Crazy title, eh? That’s what I thought as I was reading the book Making Teamwork Meaningful by Ferriter, Graham, and Wight. I heard Will Ferriter present at the PLC Institute this past July and could not get enough of what I was learning from him, so I had to buy his book. For those of you on the Professional Learning Community journey, I highly recommend this book that is filled with great tools for PLC teams to use.
Now, back to the crazy title…please follow me with a brief history lesson that makes a great analogy to how important our work is.
The authors share the story of how obstetricians, just like teachers, have committed themselves to working collaboratively together to improve their practice together. Their movement to collective inquiry largely began with Virginia Apgar in 1953. Apgar loved working in delivery rooms, but was troubled by the seemingly insensitive treatment that many babies received at birth. Any minor struggle with breathing, poor coloring, or small size could quickly result in a doctor’s judgement that the baby would not make it and just left the baby to quietly die.
Apgar believed that making such rash choices about a child’s future based on nothing more than general impressions was morally wrong. This led her to develop what we all know today as the Apgar test, which is a simple and repeatable procedure used by nurses and doctors with a baby at one and five minutes after birth. It was the Apgar test that improved the traditional practices that had previously resulted in doctors giving up on babies that just appeared unhealthy. Furthermore, doctors began using the Apgar observations to find new new ways to intervene to see if they could improve a baby’s Apgar score between the one and five minute mark. This collective inquiry has tremendously improved rapid advances in neonatal care and dramatically decreased the rate of infant mortality since the 1950’s.

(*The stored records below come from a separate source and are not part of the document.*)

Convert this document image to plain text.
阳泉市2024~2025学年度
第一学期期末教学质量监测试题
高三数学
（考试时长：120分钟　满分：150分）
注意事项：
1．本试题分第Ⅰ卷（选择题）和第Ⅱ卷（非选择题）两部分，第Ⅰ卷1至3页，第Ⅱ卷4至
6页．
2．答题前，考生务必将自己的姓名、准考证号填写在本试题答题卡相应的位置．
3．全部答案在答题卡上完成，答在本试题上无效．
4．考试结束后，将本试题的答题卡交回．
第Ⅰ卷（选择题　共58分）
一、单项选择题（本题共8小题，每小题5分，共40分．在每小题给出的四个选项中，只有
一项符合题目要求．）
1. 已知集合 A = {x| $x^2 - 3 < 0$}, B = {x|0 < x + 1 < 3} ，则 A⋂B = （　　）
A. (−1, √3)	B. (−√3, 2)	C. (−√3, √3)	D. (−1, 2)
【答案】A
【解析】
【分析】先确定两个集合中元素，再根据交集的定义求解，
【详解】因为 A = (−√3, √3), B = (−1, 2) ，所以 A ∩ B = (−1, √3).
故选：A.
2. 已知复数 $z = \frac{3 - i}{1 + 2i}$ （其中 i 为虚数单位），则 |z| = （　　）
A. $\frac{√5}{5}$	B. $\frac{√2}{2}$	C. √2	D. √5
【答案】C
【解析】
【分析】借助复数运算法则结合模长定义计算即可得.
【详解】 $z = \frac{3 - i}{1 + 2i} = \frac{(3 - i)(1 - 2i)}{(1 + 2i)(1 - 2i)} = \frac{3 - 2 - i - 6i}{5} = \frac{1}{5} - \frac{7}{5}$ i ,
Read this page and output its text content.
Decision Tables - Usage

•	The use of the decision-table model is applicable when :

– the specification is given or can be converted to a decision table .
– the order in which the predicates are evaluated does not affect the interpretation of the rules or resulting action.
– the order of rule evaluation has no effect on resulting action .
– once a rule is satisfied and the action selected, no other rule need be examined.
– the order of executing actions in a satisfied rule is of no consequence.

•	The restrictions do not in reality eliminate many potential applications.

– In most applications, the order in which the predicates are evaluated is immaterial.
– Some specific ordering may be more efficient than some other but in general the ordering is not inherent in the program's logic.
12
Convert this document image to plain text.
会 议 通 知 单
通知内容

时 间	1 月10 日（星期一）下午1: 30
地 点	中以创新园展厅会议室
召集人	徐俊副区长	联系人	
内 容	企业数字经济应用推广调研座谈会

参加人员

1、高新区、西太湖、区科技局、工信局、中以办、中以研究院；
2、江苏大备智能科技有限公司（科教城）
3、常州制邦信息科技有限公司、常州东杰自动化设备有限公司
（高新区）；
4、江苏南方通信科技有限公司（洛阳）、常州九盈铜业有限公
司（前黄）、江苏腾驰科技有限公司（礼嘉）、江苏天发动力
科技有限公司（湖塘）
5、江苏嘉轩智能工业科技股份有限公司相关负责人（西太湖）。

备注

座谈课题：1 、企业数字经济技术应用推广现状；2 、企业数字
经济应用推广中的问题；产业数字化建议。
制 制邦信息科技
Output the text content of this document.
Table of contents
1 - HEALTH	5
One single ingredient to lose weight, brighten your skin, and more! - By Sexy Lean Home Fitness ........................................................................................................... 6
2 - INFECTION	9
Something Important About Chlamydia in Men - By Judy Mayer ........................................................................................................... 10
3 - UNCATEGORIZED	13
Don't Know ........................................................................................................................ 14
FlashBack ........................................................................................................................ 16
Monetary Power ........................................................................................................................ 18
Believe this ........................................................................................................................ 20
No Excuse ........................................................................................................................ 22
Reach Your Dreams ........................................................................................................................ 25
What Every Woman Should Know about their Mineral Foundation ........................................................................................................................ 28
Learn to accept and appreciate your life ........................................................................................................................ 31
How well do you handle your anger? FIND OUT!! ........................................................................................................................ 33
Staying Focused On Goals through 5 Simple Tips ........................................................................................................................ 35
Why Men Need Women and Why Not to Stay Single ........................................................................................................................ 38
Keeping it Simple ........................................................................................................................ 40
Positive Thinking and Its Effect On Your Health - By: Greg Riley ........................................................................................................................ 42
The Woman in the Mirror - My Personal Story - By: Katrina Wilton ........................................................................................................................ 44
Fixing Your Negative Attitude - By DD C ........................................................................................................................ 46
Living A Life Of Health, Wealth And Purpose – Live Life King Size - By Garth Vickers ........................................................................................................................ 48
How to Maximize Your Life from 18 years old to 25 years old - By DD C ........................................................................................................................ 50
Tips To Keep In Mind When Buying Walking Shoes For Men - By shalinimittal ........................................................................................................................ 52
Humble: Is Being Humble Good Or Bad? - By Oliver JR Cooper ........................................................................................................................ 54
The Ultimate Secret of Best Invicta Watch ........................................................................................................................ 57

So, how does this relate to education? We are just as likely to fall into the same trap that those doctors did many years ago and make quick decisions based on our general impressions about students. ‘He’ll never get this,” we sometimes think about a struggling student, or “I’ve seen a million kids just like him.’
“Such a reliance on nothing more than gut-reactions can result in students who fail simply because teachers stop fighting on their behalf.” (p. 63)
No, the decisions that we make regarding the students in our classrooms are not life or death as it was for the doctors prior to the Apgar test; however, we are making decisions that will affect their lives. Educators in a Professional Learning Community are committed to progress-driven learning and never stop fighting. Instead, they collaborate, use common assessments to analyze student results, develop interventions and make a difference in the learning lives of their students.
I love the comparison of the two professions and totally agree with you. I can’t wait to get the book. Thanks!